Am I being too rigid here? Nobody else seems to be bothered by such behavior, so why should I be? Maybe my self-mocking description of myself as a modern Puritan has more truth than I realized.
All the same, I keep thinking of the comedian Bill Hicks’ comment about people who do product endorsements: “Do a commercial, and you’re off the artistic roll call. Every word you say is suspect, you’re a corporate whore. End of story.”
I feel that I have quite high ethical standards, and yet I would become a member of, say, the FSF if I felt like it.
As long as I can draw the line between those private opinionated endeavours and my professional work, that is. And in most of the cases I’m pretty confident that I can manage to do so.
Leslie
Leslie:
It’ s not just a question of being able to make the distinction in your own mind. I think you also have to be seen to be writing without favoritism.
Do you mean that it’s important to prevent people from seeing you’re somehow affiliated with an organization and then concluding that you must be biased?
Of course not. 🙂
What I’m saying is that you should try to avoid too many affiliations, especially with major organizations and people concerned with your usual subject matter.
If you do have affiliations, you should think twice about covering related subjects. And if you do cover related subjects you need to disclose those affiliations as openly as possible.
“If you do have affiliations, you should think twice about covering related subjects. And if you do cover related subjects you need to disclose those affiliations as openly as possible.”
Are you willing to extend that to people who have obvious affiliations to Microsoft? And can I – and my fellow amateur bloggers – blog about that without any namecalling?
Do you apply those same ethics to THIS blog (“I am required by my editors to follow a well-recognized set of guidelines in dealing with my subject matter”) or are you just as free (or consider yourself to be just as free) as me and my fellow bloggers in that matter?

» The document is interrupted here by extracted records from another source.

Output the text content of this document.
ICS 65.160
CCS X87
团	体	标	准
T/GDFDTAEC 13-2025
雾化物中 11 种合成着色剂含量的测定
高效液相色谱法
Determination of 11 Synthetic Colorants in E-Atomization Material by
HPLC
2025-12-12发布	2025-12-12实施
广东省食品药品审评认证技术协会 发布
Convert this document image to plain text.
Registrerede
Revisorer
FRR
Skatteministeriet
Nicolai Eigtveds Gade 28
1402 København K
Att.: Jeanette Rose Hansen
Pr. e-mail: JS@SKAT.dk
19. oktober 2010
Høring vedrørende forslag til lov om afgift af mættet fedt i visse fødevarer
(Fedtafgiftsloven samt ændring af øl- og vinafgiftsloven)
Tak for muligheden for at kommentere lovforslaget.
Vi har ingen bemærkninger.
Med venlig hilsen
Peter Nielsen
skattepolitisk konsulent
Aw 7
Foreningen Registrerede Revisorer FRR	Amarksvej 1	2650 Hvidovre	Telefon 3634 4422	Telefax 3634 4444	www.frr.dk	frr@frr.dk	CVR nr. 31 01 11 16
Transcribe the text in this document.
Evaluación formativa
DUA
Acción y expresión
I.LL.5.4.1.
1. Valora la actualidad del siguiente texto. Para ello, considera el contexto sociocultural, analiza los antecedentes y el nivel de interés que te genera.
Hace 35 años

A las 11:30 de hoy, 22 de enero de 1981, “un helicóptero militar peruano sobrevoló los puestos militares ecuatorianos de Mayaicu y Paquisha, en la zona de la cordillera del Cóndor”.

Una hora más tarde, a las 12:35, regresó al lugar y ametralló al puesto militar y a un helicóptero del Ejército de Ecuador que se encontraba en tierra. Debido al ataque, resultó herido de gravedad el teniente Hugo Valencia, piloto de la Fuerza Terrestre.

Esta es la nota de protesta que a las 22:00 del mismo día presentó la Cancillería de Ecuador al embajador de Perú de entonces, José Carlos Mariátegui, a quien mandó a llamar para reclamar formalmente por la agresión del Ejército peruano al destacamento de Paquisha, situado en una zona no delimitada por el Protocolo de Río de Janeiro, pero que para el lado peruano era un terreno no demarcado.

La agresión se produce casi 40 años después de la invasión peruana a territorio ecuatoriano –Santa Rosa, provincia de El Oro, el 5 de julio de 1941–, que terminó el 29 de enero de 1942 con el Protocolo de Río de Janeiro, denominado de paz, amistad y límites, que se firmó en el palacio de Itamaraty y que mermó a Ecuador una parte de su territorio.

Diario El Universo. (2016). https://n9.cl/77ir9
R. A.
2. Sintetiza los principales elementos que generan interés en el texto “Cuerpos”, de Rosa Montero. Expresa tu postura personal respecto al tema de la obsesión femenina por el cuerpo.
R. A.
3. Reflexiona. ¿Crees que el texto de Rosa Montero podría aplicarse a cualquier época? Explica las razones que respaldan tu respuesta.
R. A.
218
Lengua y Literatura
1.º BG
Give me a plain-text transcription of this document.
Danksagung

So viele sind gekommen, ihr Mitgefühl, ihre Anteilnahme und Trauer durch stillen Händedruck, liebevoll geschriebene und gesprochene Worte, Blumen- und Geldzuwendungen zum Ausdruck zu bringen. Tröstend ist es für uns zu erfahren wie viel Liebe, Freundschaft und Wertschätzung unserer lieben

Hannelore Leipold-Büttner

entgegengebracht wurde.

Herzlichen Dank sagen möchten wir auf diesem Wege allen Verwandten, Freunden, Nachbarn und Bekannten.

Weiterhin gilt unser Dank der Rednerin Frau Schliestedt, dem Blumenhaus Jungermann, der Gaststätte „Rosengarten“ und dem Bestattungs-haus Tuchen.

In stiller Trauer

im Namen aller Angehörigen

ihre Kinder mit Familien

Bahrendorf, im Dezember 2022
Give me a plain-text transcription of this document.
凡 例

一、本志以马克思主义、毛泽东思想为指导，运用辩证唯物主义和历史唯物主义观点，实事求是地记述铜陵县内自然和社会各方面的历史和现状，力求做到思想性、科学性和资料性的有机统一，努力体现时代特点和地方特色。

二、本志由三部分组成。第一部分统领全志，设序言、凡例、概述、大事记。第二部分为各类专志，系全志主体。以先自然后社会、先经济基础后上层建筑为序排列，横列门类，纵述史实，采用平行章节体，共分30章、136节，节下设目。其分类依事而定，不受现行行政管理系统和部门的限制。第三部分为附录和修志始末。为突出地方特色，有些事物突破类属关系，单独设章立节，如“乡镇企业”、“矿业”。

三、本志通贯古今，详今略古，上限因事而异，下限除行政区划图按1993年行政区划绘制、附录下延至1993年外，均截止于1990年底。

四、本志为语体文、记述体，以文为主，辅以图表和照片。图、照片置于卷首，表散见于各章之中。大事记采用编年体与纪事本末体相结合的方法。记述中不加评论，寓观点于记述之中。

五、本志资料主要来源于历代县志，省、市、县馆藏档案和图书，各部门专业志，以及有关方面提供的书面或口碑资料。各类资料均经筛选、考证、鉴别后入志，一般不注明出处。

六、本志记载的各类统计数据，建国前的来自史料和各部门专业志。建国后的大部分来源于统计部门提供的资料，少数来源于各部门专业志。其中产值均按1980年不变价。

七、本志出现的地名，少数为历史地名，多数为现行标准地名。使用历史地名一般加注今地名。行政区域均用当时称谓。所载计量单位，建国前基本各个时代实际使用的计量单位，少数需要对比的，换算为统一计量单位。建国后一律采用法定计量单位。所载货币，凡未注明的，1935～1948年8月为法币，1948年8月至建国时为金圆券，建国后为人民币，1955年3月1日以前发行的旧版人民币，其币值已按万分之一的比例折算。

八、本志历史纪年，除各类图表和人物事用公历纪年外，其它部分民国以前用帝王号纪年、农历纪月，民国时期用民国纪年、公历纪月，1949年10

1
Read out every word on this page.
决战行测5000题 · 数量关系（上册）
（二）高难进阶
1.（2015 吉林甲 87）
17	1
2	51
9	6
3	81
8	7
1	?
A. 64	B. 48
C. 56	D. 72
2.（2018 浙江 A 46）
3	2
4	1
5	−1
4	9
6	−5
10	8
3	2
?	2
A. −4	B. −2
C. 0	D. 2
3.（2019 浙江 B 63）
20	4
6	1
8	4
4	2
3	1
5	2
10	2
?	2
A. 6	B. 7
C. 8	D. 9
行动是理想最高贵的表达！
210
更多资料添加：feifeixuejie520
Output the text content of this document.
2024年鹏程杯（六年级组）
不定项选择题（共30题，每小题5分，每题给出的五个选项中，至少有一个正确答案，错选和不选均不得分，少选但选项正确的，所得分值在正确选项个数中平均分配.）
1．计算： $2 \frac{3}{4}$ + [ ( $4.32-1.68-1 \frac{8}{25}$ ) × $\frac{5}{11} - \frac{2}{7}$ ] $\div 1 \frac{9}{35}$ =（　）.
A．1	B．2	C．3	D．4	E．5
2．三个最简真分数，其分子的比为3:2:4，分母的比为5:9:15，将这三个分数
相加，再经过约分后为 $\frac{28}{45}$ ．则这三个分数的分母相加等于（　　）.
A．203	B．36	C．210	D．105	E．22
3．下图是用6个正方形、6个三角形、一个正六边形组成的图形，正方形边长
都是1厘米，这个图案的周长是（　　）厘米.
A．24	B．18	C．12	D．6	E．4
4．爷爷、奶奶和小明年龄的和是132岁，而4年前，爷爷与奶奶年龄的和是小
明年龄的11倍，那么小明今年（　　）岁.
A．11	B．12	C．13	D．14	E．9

It’s not that I don’t agree with your blog. If it’s not clear whether you write for the cash or for the itch, you’re getting on thin moral ground. But there is a sharp line between being commercial or having affiliations. An affiliation like you describe is a clear consequence of your opinion. E.g. you think the FSF is a good cause, so you support it. When the divide between you and the FSF is becoming too wide, you quit. In the meanwhile you explain you the FSF is good and when those ties are broken you blog about why not.
There is a significant difference between being part of an organization and getting cash for whatever, because in the first case it is your opinion fueling your blog and in the second case it is your wallet. Those are quite different motivations.
But there is another point to the story as well. Amateur bloggers write because they have an opinion and want to scream it out to the world. Professional bloggers write because they earn hard cash – everything else is a secondary motivation. Does that make your words “suspect” and does it turn you into a “corporate whore”?
Maybe that is why professionals – like yourself – need ethical guidelines and we – amateurs – do not.